In [167]:
import numpy as np
import pandas as pd
import sys, os

from rdkit import Chem
from rdkit.Chem import Draw
from rdkit.Chem import PandasTools
from rdkit.Chem.Draw import IPythonConsole

from models.mol2vec.features import mol2alt_sentence, mol2sentence, MolSentence, DfVec, sentences2vec
from models.mol2vec.helpers import depict_identifier, mol_to_svg
from gensim.models import word2vec

# 경로 설정
path = os.getcwd()
model_path = path + '/models/'
if not os.path.exists(model_path):
    os.makedirs(model_path)
data_path = path + '/data/'
if not os.path.exists(data_path):
    os.makedirs(data_path)
    
# data 불러오기
data = pd.read_csv(data_path + 'dataset.csv') 
mol2vec_df = data.iloc[:,0:2] # ID와 smiles만 추출

# SMILES 추출
smile_list = data['SMILES'].values

# SMILES to molecule  변환 
mol = [Chem.MolFromSmiles(x) for x in smile_list]
Draw.MolsToGridImage(mol, molsPerRow=5, useSVG=False) # 시각화
mol2vec_df['ROMol'] = mol

# molecule 별로 sentence 생성
mol2vec_df['sentence'] = mol2vec_df.apply(lambda x: MolSentence(mol2alt_sentence(x['ROMol'], 1)), axis=1)

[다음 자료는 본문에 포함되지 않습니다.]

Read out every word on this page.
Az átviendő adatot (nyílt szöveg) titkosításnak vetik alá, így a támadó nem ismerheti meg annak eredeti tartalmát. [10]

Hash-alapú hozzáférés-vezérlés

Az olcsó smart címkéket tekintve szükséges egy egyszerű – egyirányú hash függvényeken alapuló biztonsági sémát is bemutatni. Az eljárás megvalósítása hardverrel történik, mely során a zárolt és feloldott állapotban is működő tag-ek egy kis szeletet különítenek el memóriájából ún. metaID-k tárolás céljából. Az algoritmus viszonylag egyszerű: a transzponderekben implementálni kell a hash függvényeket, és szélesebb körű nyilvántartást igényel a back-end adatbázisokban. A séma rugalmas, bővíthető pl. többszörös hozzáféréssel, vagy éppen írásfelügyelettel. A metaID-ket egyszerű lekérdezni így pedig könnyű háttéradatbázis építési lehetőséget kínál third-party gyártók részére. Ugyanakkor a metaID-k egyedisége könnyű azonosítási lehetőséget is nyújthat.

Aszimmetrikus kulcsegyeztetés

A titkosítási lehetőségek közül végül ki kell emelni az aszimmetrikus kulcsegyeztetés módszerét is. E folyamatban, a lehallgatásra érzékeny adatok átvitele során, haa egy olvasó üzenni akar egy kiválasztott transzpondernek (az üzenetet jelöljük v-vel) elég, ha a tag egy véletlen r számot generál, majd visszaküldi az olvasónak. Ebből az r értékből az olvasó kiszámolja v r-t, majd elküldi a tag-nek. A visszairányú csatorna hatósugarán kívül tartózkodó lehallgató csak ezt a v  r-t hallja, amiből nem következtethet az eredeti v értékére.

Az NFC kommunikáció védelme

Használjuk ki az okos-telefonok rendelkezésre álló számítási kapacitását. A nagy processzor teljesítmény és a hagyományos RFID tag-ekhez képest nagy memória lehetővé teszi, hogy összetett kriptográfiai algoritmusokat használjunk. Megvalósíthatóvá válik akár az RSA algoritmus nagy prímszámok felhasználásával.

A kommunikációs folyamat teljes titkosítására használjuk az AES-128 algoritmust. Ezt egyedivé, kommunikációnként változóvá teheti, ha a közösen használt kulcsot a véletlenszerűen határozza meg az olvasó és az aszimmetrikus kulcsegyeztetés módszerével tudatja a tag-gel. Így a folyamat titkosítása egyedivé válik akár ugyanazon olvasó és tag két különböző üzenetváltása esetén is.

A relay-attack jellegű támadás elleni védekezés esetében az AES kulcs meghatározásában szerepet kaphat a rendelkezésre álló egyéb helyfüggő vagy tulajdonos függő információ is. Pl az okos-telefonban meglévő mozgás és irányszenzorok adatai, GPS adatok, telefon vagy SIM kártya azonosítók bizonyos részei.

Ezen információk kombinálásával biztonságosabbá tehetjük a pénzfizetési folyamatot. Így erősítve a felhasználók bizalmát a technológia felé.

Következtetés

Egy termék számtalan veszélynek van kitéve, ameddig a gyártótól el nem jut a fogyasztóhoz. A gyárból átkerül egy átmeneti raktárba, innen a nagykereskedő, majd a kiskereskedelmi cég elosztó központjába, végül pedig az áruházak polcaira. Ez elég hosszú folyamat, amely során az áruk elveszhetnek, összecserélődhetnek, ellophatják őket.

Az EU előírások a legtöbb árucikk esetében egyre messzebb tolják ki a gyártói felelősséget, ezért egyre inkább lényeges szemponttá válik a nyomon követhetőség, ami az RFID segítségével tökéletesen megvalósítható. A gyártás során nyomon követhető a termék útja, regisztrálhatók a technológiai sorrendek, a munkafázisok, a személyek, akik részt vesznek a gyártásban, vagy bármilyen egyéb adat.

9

# pretrained mol2vec model 불러오기
model = word2vec.Word2Vec.load(model_path + 'mol2vec/mol2vec_300dim.pkl')

# mol2vec embedding vector 생성
mol2vec_df['mol2vec'] = [DfVec(x) for x in sentences2vec(mol2vec_df['sentence'], model, unseen='UNK')]

# mol2vec embedding vector 저장
mol2vec_emb = np.array([x.vec for x in mol2vec_df['mol2vec']])

col_list = [] 
for i in range(300):
    col_names = f'Mol2vec_{i}'
    col_list.append(col_names)
    
Mol2vec = pd.DataFrame(mol2vec_emb)
Mol2vec.columns = col_list

Mol2vec = pd.concat([mol2vec_df.iloc[:,0:2],Mol2vec], axis=1)
Mol2vec.to_csv(data_path+'Mol2vec.csv',index=False)